OTOH, The Princess Bride was also a seminal book for me, and when I saw the movie the first time, I was devastated. They missed the whole point. I just saw it again, for the first time since it came out, on the big screen, and I was able to sit back and watch it as a fantasy movie, distancing myself from the book. It went okay. As a movie, there are great things and awful things, but it was a fun way to spend a few hours.
I don't know if I can do that with The Dark is Rising, though... :-(
no subject
Date: Monday, 6 August 2007 07:15 pm (UTC)no subject
Date: Tuesday, 7 August 2007 06:33 am (UTC)Yes, bad movie adaptations are a sort of violation of one's inner imaginative life. I still don't know how Jackson pulled off LotR as successfully as he did. I think the coherence of the film-maker's inner vision has to be great enough to offer a viable alternative to one's personal inner vision, which is absolutely and definitely not the case with DiR (or Dire, for short).
no subject
Date: Tuesday, 7 August 2007 07:42 pm (UTC)Like I said, the book doesn't get harmed by the movie, and we can always chose not to watch the movie if we fear it'll hurt our sense of the book (or, as you so aptly phrased it, if it would violate our inner imaginative life). I'd say this is one of the positive aspects of the Internet--we can be warned that the movie is going to suck rocks and make an informed choice not to see it!

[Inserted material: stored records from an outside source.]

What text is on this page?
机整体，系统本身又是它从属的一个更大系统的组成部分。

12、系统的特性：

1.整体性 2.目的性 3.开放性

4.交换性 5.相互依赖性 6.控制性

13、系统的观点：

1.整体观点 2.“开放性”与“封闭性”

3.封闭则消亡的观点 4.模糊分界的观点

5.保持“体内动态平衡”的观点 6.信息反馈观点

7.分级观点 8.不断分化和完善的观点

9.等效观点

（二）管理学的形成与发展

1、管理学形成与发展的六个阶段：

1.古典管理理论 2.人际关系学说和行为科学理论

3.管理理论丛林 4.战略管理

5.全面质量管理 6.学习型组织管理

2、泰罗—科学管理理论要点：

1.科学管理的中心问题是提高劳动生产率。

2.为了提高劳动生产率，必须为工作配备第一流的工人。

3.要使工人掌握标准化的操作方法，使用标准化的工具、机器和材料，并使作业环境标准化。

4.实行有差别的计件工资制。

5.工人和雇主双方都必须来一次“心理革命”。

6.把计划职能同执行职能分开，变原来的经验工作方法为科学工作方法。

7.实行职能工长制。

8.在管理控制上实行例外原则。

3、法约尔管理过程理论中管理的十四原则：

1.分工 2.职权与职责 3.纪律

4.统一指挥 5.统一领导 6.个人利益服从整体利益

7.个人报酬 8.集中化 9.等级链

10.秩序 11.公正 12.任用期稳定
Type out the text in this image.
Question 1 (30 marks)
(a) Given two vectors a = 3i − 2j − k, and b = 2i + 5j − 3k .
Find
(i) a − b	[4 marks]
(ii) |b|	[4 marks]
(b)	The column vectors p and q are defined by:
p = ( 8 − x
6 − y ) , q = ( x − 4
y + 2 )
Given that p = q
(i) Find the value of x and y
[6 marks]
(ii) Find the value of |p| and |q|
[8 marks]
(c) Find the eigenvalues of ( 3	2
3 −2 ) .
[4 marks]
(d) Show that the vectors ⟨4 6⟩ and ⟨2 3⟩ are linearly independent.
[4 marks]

Jackson and crew worshipped the LOTR series, as did several of the actors. They had the commitment and drive to honor the books. And folks seem to be doing well with Harry Potter, although I can't really comment since I haven't read the books since halfway through the second one. (Someday, I swear, I will. Just...not now. [avoids looking at TBR bookcase of more than 100 books...])
Cheers,
Dayle/Rhieinwen
no subject
Date: Tuesday, 7 August 2007 06:56 am (UTC)'Spiderpiiig, bouncing here and there and everywhere...'
Sigh. Did you survive the first teaching day? I hope so!